I'm trying to understand how C11 memory model works and wrote two functions containing expressions that conflict
(in the sense of 5.1.2.4(p4)
):
struct my_struct{
uint64_t first;
int64_t second;
} * _Atomic instance;
void* set_first(void *ignored){
uint64_t i = 0;
while(1){
struct my_struct *ms = atomic_load_explicit(&instance, memory_order_acquire);
ms -> first = i++;
atomic_store_explicit(&instance, ms, memory_order_release);
sleep(1);
}
}
void* print_first(void *ignored){
while(1){
struct my_struct *ms = atomic_load_explicit(&instance, memory_order_acquire);
uint64_t current = ms -> first;
char buf[100];
memset(buf, '\0', sizeof(buf));
sprintf(buf, "%" PRIu64 "\n", current);
fputs_unlocked(buf, stdout);
sleep(2);
}
}
And the main function:
int main(void){
struct my_struct tmp = {.first = 0, .second = 0};
atomic_init(&instance, &tmp);
printf("main\n");
pthread_t set_thread;
pthread_create(&set_thread, NULL, &set_first, NULL);
pthread_t print_thread;
pthread_create(&print_thread, NULL, &print_first, NULL);
while(1){
sleep(100);
}
}
So I tried to prove if the program contains no data-races. Here are my thoughts:
We know that a release operation on an atomic object synchronizes with an acquire operation on the object. So atomic_store_explicit(&instance, ms, memory_order_release);
in the set_first
synchronizes with atomic_load_explicit(&instance, memory_order_acquire)
in the print_first
.
Since the side effect ms -> first = i++
in the set_first
function appeared before the atomic_store_explicit(&instance, ms, memory_order_release);
in the program text I assumed it is sequenced-before it (This is I'm not sure about, could not find any normative references).
Combining bullets 1.
and 2.
implies that ms -> first = i++
inter-thread happens before atomic_load_explicit(&instance, memory_order_acquire);
so they are in the happens before relationships.

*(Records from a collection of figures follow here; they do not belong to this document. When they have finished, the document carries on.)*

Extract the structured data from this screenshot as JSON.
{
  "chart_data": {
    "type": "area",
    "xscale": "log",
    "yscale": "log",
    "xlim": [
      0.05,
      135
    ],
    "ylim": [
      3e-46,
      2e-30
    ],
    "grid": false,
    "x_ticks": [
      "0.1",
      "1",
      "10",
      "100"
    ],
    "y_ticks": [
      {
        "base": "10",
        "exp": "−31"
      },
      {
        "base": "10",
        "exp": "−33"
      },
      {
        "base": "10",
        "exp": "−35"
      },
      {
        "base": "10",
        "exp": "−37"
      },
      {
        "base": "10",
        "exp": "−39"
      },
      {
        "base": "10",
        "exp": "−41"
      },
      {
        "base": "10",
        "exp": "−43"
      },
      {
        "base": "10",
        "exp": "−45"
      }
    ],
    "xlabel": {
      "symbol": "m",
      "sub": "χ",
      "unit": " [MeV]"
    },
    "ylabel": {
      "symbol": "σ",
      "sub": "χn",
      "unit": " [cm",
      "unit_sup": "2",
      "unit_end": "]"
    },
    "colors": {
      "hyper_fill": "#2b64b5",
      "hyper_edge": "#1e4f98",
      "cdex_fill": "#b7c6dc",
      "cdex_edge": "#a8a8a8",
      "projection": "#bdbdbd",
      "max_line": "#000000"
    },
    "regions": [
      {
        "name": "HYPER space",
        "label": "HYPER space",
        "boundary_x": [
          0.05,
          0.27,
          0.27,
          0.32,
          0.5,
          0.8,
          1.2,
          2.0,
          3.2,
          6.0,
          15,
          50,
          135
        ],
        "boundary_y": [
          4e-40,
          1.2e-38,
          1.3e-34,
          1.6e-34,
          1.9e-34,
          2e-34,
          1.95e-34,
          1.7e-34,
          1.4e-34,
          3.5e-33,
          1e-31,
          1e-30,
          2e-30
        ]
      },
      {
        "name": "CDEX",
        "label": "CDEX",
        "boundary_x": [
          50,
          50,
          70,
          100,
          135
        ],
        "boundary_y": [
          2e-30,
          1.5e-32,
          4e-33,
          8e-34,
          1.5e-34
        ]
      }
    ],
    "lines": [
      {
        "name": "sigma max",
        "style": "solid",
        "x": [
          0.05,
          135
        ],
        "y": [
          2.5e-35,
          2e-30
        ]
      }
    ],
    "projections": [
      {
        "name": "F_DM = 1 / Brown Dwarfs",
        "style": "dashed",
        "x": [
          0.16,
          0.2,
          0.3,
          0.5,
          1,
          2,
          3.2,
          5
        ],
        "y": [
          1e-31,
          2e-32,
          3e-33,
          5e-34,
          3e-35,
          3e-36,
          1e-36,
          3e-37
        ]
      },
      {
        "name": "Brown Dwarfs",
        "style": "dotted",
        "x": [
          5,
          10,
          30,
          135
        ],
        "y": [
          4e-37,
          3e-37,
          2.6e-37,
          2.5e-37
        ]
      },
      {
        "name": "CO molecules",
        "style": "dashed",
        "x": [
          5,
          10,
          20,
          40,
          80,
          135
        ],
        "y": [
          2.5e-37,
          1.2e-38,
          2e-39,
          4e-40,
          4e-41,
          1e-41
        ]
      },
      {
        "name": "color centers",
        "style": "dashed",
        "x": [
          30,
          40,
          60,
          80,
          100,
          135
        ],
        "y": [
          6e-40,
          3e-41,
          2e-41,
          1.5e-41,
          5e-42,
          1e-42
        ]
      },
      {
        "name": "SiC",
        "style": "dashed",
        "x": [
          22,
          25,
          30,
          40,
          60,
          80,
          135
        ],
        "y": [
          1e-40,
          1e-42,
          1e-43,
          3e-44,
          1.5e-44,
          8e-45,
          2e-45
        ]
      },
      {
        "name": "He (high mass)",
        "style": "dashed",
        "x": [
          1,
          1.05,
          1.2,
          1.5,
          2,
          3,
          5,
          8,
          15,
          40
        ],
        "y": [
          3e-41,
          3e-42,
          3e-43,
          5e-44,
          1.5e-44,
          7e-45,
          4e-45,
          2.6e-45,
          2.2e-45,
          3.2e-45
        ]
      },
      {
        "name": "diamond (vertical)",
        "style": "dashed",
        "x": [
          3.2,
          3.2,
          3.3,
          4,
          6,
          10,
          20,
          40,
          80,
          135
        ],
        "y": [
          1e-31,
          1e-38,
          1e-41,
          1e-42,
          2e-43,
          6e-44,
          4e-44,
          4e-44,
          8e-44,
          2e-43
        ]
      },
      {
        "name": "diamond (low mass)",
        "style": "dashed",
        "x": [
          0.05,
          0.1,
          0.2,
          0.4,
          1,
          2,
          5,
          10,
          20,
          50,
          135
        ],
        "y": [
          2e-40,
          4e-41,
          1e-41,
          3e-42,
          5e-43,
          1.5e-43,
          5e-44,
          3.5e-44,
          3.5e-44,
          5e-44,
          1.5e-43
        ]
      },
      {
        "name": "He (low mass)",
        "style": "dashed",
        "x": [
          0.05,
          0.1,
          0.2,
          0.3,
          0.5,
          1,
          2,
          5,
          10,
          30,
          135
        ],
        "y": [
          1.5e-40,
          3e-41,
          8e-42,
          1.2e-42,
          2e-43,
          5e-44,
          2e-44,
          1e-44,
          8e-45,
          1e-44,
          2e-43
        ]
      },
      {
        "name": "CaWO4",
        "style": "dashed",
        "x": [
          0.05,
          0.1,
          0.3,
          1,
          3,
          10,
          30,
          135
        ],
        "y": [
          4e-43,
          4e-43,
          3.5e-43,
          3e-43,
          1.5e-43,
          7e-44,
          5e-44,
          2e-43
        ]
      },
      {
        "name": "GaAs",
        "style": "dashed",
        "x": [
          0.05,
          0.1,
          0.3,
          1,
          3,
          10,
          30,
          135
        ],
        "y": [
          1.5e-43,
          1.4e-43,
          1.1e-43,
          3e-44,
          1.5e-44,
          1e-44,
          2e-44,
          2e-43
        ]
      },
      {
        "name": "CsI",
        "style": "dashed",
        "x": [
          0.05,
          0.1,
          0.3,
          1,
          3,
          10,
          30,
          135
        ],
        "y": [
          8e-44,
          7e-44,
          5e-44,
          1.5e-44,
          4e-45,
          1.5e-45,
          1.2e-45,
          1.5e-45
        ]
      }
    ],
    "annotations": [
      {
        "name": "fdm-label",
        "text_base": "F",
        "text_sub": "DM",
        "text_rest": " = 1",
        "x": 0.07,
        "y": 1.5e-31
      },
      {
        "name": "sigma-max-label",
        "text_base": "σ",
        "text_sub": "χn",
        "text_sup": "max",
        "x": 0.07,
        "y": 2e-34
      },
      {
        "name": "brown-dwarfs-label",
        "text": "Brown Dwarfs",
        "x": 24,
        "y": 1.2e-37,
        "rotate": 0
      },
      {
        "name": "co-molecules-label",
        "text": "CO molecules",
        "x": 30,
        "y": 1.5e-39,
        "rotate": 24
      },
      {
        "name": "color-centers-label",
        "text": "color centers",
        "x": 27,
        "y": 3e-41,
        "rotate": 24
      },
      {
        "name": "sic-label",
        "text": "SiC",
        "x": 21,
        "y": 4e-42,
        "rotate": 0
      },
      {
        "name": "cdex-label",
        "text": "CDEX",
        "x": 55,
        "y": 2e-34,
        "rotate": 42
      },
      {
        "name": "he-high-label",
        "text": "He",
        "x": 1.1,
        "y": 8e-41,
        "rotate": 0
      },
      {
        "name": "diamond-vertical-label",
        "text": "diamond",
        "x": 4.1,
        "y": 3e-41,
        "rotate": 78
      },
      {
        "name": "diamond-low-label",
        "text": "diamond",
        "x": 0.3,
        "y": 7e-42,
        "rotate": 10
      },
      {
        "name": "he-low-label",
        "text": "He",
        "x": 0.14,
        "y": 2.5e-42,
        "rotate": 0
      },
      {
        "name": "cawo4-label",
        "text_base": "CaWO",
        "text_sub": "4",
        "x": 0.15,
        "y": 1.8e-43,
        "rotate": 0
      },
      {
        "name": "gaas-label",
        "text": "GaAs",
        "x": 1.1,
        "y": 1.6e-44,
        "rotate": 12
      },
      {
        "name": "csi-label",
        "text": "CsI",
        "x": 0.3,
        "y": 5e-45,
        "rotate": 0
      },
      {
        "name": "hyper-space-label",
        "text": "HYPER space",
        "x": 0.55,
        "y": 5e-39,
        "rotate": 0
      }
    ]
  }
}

Applying the data-race definition we conclude that confliting actions uint64_t current = ms -> first;
in the print_first
function and ms -> first = i++;
in the set_first
function do not produce data-race.
So the behavior seems to be well-defined.
The doubtful thing is assumed that ms -> first = i++;
sequenced before atomic_store_explicit(&instance, ms, memory_order_release);
because they occurred one before another in the program text.

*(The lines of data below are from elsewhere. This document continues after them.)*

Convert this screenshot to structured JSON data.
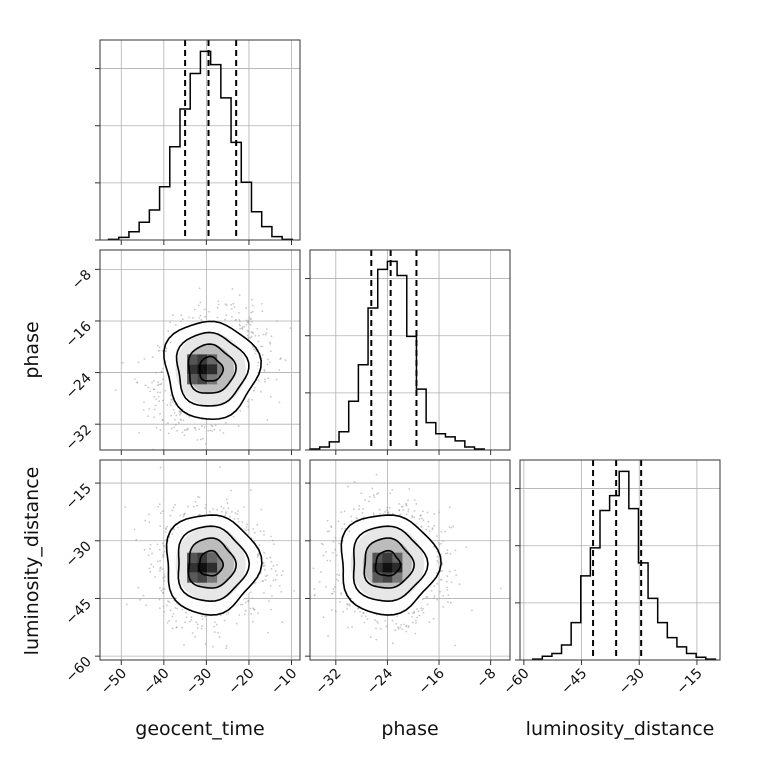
{
  "chart_data": {
    "type": "corner",
    "parameters": [
      "geocent_time",
      "phase",
      "luminosity_distance"
    ],
    "axes": {
      "geocent_time": {
        "range": [
          -55,
          -8
        ],
        "ticks": [
          -50,
          -40,
          -30,
          -20,
          -10
        ],
        "tick_labels": [
          "−50",
          "−40",
          "−30",
          "−20",
          "−10"
        ]
      },
      "phase": {
        "range": [
          -36,
          -5
        ],
        "ticks": [
          -32,
          -24,
          -16,
          -8
        ],
        "tick_labels": [
          "−32",
          "−24",
          "−16",
          "−8"
        ]
      },
      "luminosity_distance": {
        "range": [
          -61,
          -9
        ],
        "ticks": [
          -60,
          -45,
          -30,
          -15
        ],
        "tick_labels": [
          "−60",
          "−45",
          "−30",
          "−15"
        ]
      }
    },
    "quantiles": {
      "geocent_time": [
        -35,
        -29.5,
        -23
      ],
      "phase": [
        -26.5,
        -23.5,
        -19.5
      ],
      "luminosity_distance": [
        -42,
        -36,
        -29.5
      ]
    },
    "histograms": {
      "geocent_time": {
        "bin_edges": [
          -53,
          -50.6,
          -48.2,
          -45.8,
          -43.4,
          -41,
          -38.6,
          -36.2,
          -33.8,
          -31.4,
          -29,
          -26.6,
          -24.2,
          -21.8,
          -19.4,
          -17,
          -14.6,
          -12.2,
          -9.8
        ],
        "counts": [
          0.3,
          1.2,
          3.7,
          8,
          13.5,
          24,
          42,
          59,
          75,
          85,
          79,
          64,
          44,
          26,
          12.7,
          6,
          1.5,
          0.3
        ]
      },
      "phase": {
        "bin_edges": [
          -36,
          -34.5,
          -33,
          -31.5,
          -30,
          -28.5,
          -27,
          -25.5,
          -24,
          -22.5,
          -21,
          -19.5,
          -18,
          -16.5,
          -15,
          -13.5,
          -12,
          -10.5,
          -9
        ],
        "counts": [
          0.5,
          1.5,
          4,
          9,
          24,
          42,
          70,
          89,
          93,
          86,
          56,
          30,
          13.5,
          8,
          6.5,
          4.5,
          1.5,
          0.5
        ]
      },
      "luminosity_distance": {
        "bin_edges": [
          -57.7,
          -55.2,
          -52.7,
          -50.2,
          -47.7,
          -45.2,
          -42.7,
          -40.2,
          -37.7,
          -35.2,
          -32.7,
          -30.2,
          -27.7,
          -25.2,
          -22.7,
          -20.2,
          -17.7,
          -15.2,
          -12.7,
          -10.2
        ],
        "counts": [
          0.5,
          2,
          3.5,
          8,
          20,
          45,
          60,
          80,
          88,
          101,
          81,
          52,
          33,
          20,
          12,
          7,
          3.5,
          1.5,
          0.5
        ]
      }
    },
    "pair_scatter": {
      "phase_vs_geocent_time": {
        "x_mean": -29,
        "y_mean": -23.5,
        "x_sd": 5.5,
        "y_sd": 3.8,
        "correlation": 0.25,
        "peak": [
          -31,
          -23.5
        ]
      },
      "luminosity_distance_vs_geocent_time": {
        "x_mean": -29,
        "y_mean": -36,
        "x_sd": 5.5,
        "y_sd": 6.5,
        "correlation": 0.0,
        "peak": [
          -31,
          -37
        ]
      },
      "luminosity_distance_vs_phase": {
        "x_mean": -24,
        "y_mean": -36,
        "x_sd": 3.8,
        "y_sd": 6.5,
        "correlation": 0.0,
        "peak": [
          -24,
          -37
        ]
      }
    },
    "contour_levels_sigma": [
      0.5,
      1.0,
      1.5,
      2.0
    ],
    "grid": true,
    "colors": {
      "line": "#000000",
      "scatter": "#9a9a9a",
      "grid": "#b0b0b0"
    }
  }
}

Is it correct or the program contains data races?
Modifying non-atomic objects through a non-_Atomic
pointer is not inherently data-race UB. (e.g. you could have an algorithm that did int *p = shared_ptr++;
to have each thread grab its own slot in a non-atomic array.)

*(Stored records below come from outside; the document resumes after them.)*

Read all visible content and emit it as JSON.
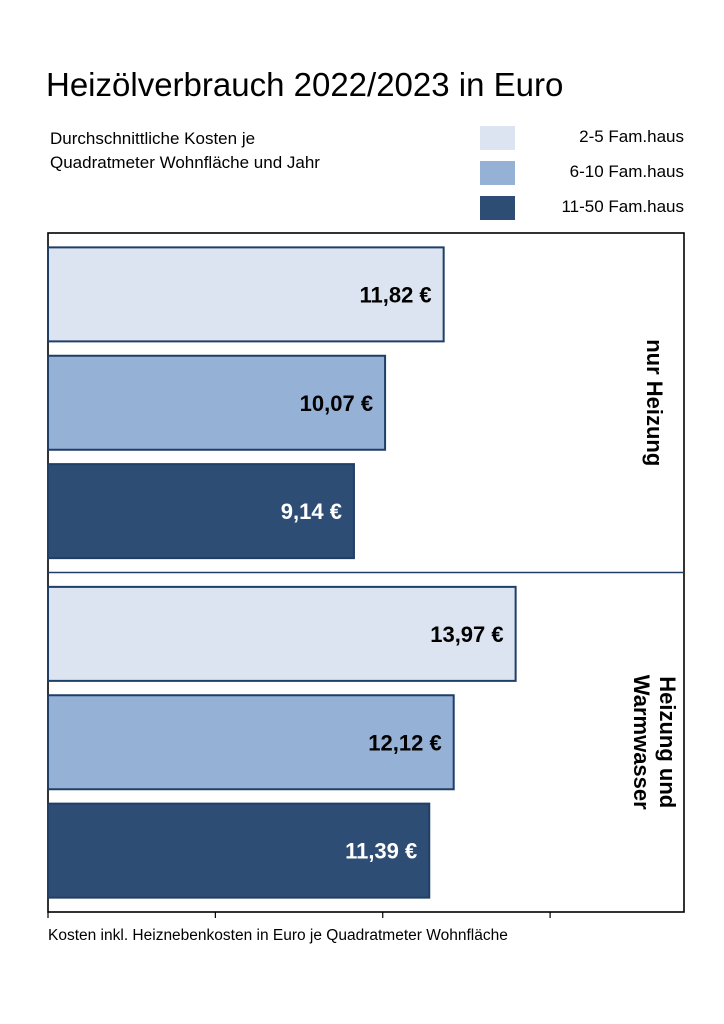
{
  "title": "Heizölverbrauch 2022/2023 in Euro",
  "subtitle_lines": [
    "Durchschnittliche Kosten je",
    "Quadratmeter Wohnfläche und Jahr"
  ],
  "legend": [
    {
      "label": "2-5 Fam.haus",
      "color": "#dbe4f0"
    },
    {
      "label": "6-10 Fam.haus",
      "color": "#95b1d6"
    },
    {
      "label": "11-50 Fam.haus",
      "color": "#2e4d74"
    }
  ],
  "xlabel": "Kosten inkl. Heiznebenkosten in Euro je Quadratmeter Wohnfläche",
  "chart_data": {
    "type": "bar",
    "orientation": "horizontal",
    "title": "Heizölverbrauch 2022/2023 in Euro",
    "subtitle": "Durchschnittliche Kosten je Quadratmeter Wohnfläche und Jahr",
    "xlabel": "Kosten inkl. Heiznebenkosten in Euro je Quadratmeter Wohnfläche",
    "xlim": [
      0,
      19
    ],
    "grid": false,
    "legend_position": "top-right",
    "groups": [
      {
        "label_lines": [
          "nur Heizung"
        ]
      },
      {
        "label_lines": [
          "Heizung und",
          "Warmwasser"
        ]
      }
    ],
    "series": [
      {
        "name": "2-5 Fam.haus",
        "color": "#dbe4f0",
        "text_color": "#000000",
        "values": [
          11.82,
          13.97
        ],
        "labels": [
          "11,82 €",
          "13,97 €"
        ]
      },
      {
        "name": "6-10 Fam.haus",
        "color": "#95b1d6",
        "text_color": "#000000",
        "values": [
          10.07,
          12.12
        ],
        "labels": [
          "10,07 €",
          "12,12 €"
        ]
      },
      {
        "name": "11-50 Fam.haus",
        "color": "#2e4d74",
        "text_color": "#ffffff",
        "values": [
          9.14,
          11.39
        ],
        "labels": [
          "9,14 €",
          "11,39 €"
        ]
      }
    ]
  }
}
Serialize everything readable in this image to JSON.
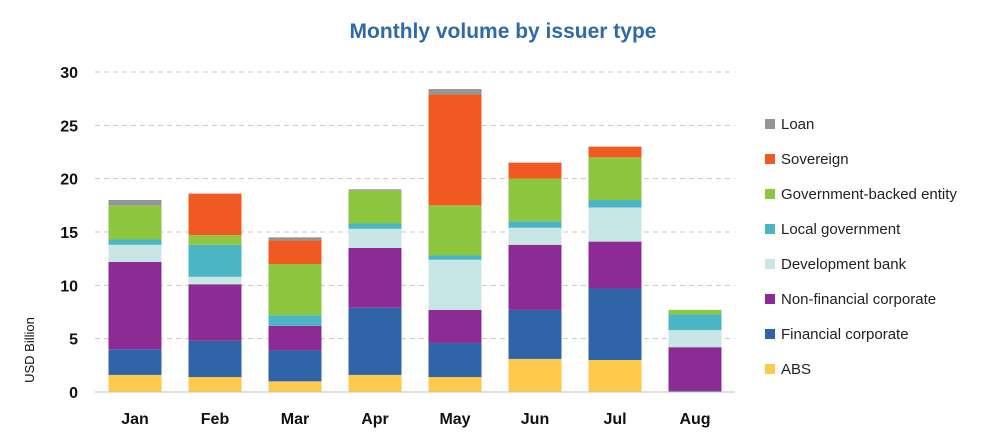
{
  "chart_data": {
    "type": "bar",
    "stacked": true,
    "title": "Monthly volume by issuer type",
    "xlabel": "",
    "ylabel": "USD Billion",
    "ylim": [
      0,
      30
    ],
    "yticks": [
      "0",
      "5",
      "10",
      "15",
      "20",
      "25",
      "30"
    ],
    "grid": true,
    "legend_position": "right",
    "categories": [
      "Jan",
      "Feb",
      "Mar",
      "Apr",
      "May",
      "Jun",
      "Jul",
      "Aug"
    ],
    "series": [
      {
        "name": "ABS",
        "color": "#ffc94d",
        "values": [
          1.6,
          1.4,
          1.0,
          1.6,
          1.4,
          3.1,
          3.0,
          0.0
        ]
      },
      {
        "name": "Financial corporate",
        "color": "#2f65a8",
        "values": [
          2.4,
          3.4,
          2.9,
          6.3,
          3.2,
          4.6,
          6.7,
          0.1
        ]
      },
      {
        "name": "Non-financial corporate",
        "color": "#8c2b94",
        "values": [
          8.2,
          5.3,
          2.3,
          5.6,
          3.1,
          6.1,
          4.4,
          4.1
        ]
      },
      {
        "name": "Development bank",
        "color": "#c8e6e6",
        "values": [
          1.6,
          0.7,
          0.0,
          1.8,
          4.7,
          1.6,
          3.2,
          1.6
        ]
      },
      {
        "name": "Local government",
        "color": "#4bb5c5",
        "values": [
          0.5,
          3.0,
          1.0,
          0.5,
          0.4,
          0.6,
          0.7,
          1.5
        ]
      },
      {
        "name": "Government-backed entity",
        "color": "#8dc63f",
        "values": [
          3.2,
          0.9,
          4.8,
          3.1,
          4.7,
          4.0,
          4.0,
          0.4
        ]
      },
      {
        "name": "Sovereign",
        "color": "#f05a22",
        "values": [
          0.0,
          3.9,
          2.2,
          0.0,
          10.4,
          1.5,
          1.0,
          0.0
        ]
      },
      {
        "name": "Loan",
        "color": "#939598",
        "values": [
          0.5,
          0.0,
          0.3,
          0.1,
          0.5,
          0.0,
          0.0,
          0.0
        ]
      }
    ]
  }
}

But in this case, you have a clear case of UB, because you have 2 threads accessing main's tmp.first
, and they're not both reads.
A store with mo_release
is sequenced after any previous stores (and loads), including non-atomic stores like ms->first = ...
. That's the point of release-stores vs. relaxed.
But the flaw in your reasoning is in step 1: atomic_store_explicit(&instance, ms, memory_order_release)
in set_first
only synchronizes-with acquire loads that see the value stored! Acquire loads in other threads don't magically wait for a release store that hasn't happened yet. The guarantee is that if/when you do load the value stored by a release store1, you also see all earlier things from that thread.
If the acquire load happens before the release store (in the global order, if there is one), then there's no synchronization with it.
The acquire-load in both threads can happen simultaneously, and then the fox is in the henhouse: ms -> first = i++;
and uint64_t current = ms -> first;
are running with no synchronization.
It's totally irrelevant that the writing thread will later do a release-store to store the same value back into instance
.
Footnote 1: (The "release-sequence" language in the standard extends this to seeing the result of a RMW operation that modified the result of the initial release-store, and so on.)
As far as other threads are concerned, the atomic_load_explicit
in set_first
is basically irrelevant. You might as well hoist it out of the loop.